Elle va être longue, cette rencontre…
Dans une ambiance un peu tendue, monacale, à mi-chemin entre l’intense concentration et la sieste prolongée, nous prenons chacun nos marques autour d’un café sans sucre au goût d’eau de javel, la faute à une cafetière hors d’âge qui n’a probablement pas été sortie depuis la précédente rencontre au club, il y a un an. Peu à peu, tout le monde arrive. Sauf un, notre n°1. Qui, apparemment, est coutumier des pannes de réveil. Pour détendre l’atmosphère, je tente une vanne :
- « Il a probablement voulu prendre le café chez lui avant, on peut le comprendre ! C’est pas terrible du Canard WC avant de jouer… »
Une réponse fuse :
- « C’est vrai qu’il est toujours à la bourre, mais au moins il est toujours là, LUI ! »
Ok, je me rendors…
Au loin, « ils » arrivent, beaux comme des Dieux…
Et pile au moment où j’allais piquer du nez sur ma chaise de bar, une vision furtive me fait me redresser d’un bond. Je relève la tête et je LES aperçois. Au loin, « ils » arrivent, grands, forts, droits comme des « i », fiers comme des bar-tabac (Coluche toujours), beaux comme des Dieux, assortis dans leur tenue foncée, tels quatre Men-in-Black en mission. Ce sont nos adversaires. Aïe. Là, j’ai peur. J’ai beau être matinal, j’ai peur.
Les quatre Blues Brothers rentrent. L’un d’eux prend de suite les choses en main. Il mesure plus d’1,90 m, typé asiatique, casquette vissée sur la tête. Il ressemble à Mark Landers, le rival d’Olive&Tom. D’un air qui ne souffre d’aucune contestation possible, il lance à ses coéquipiers :
- « Les gars, sortez vos licences, svp ! »
Ok, lui, c’est le boss. Le « capt’ain ». Il faut l’éviter. J’ai une chance sur quatre. La suite, vous la devinez…

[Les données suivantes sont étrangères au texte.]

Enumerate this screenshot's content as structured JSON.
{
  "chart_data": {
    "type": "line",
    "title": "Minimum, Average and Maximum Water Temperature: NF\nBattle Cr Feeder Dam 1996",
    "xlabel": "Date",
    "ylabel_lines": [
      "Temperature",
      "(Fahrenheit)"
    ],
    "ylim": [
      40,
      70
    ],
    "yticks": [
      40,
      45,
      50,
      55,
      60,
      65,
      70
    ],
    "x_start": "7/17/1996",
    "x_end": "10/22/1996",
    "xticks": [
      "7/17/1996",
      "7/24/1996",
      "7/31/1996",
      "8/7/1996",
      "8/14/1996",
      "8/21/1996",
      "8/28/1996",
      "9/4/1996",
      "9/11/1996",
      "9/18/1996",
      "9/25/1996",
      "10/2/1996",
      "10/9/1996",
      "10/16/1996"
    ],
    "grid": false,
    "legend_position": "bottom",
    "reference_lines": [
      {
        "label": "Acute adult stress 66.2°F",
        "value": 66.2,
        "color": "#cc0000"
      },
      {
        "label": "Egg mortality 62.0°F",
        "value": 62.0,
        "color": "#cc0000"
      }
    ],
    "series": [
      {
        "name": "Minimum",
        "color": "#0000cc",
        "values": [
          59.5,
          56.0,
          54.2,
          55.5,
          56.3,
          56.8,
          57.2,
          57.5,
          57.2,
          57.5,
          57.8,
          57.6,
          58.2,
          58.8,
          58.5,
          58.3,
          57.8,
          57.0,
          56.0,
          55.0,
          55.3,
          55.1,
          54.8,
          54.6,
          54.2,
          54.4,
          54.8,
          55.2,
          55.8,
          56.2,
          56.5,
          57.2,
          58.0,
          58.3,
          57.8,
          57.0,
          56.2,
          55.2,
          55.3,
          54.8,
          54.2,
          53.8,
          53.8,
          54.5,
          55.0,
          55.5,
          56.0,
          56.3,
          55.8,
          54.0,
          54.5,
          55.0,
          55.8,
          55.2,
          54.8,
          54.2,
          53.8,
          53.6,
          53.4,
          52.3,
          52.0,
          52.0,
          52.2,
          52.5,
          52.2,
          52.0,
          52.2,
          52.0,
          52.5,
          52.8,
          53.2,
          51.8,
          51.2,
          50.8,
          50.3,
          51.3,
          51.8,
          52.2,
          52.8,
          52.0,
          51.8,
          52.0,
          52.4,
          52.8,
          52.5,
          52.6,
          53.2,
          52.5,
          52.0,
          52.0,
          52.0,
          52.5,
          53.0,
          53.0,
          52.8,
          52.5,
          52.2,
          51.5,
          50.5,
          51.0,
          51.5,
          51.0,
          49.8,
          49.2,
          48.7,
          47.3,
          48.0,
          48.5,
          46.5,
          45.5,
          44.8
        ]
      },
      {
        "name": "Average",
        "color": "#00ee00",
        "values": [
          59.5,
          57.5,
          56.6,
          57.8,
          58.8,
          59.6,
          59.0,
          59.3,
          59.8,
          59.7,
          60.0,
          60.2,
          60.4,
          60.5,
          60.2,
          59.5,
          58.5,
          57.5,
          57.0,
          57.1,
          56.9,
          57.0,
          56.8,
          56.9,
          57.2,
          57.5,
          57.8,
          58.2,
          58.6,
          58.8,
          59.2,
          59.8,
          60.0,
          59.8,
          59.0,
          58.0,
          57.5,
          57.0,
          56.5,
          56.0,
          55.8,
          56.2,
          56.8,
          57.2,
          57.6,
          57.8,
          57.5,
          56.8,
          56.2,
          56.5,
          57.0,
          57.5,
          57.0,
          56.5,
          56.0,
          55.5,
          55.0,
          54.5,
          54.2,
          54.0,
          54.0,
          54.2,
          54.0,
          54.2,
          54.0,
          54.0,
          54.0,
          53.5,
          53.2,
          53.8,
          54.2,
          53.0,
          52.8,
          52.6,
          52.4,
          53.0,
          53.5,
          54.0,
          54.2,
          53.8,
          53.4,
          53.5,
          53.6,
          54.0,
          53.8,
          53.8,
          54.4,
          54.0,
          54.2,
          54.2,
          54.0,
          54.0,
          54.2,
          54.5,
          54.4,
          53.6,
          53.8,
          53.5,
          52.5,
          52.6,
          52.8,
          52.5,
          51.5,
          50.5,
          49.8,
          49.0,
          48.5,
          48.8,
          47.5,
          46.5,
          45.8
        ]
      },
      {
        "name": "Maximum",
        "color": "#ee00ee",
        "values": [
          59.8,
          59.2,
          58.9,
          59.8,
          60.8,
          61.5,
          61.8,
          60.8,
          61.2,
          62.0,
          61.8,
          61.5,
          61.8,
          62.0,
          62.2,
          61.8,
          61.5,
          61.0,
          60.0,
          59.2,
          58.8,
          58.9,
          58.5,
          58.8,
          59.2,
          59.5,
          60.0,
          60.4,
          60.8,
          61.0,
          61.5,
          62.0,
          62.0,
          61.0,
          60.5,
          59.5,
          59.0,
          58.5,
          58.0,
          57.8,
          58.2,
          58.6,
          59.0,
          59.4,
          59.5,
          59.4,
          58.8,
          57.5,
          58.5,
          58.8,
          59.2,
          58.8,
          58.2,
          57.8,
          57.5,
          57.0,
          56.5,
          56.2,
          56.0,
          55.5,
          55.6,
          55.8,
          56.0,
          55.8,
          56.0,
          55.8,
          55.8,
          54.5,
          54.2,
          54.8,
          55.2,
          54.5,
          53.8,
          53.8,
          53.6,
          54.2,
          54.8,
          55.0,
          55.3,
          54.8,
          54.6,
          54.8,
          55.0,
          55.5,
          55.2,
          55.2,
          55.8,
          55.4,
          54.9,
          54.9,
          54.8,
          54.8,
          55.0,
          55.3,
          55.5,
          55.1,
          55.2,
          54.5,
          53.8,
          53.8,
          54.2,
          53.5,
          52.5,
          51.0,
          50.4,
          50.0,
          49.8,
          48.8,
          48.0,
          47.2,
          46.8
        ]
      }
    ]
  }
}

Les mecs sortent leurs licences : 15, 15, 15/1, 15/1. C’est ce que je craignais : on m’a envoyé au casse-pipe. Nous, c’est 15/3, 15/3, 15/4, 15/4. On a à peu près autant de chances de gagner que les touristes des Herbiers contre le PSG en finale de coupe de France. Je me sens de moins en moins à ma place. En plus, la FFT m’ayant récemment accordé une (généreuse) promotion à 15/4, je ne suis plus obligatoirement le n°4 de l’équipe. Et quand notre capitaine nous demande, à l’autre 15/4 et à moi-même, lequel de nous deux préfère jouer en n°4, d’un commun accord, « l’autre » décide d’un commun accord avec lui-même que ce sera lui. Je ne suis pas en position de contester… Moi qui avait dit à ma femme que je jouais mon match à 9h et que je me cassais – « troll attitude » jusqu’au bout -, il va me falloir revoir mes plans : en tant que n°3, je vais devoir jouer en deuxième rotation.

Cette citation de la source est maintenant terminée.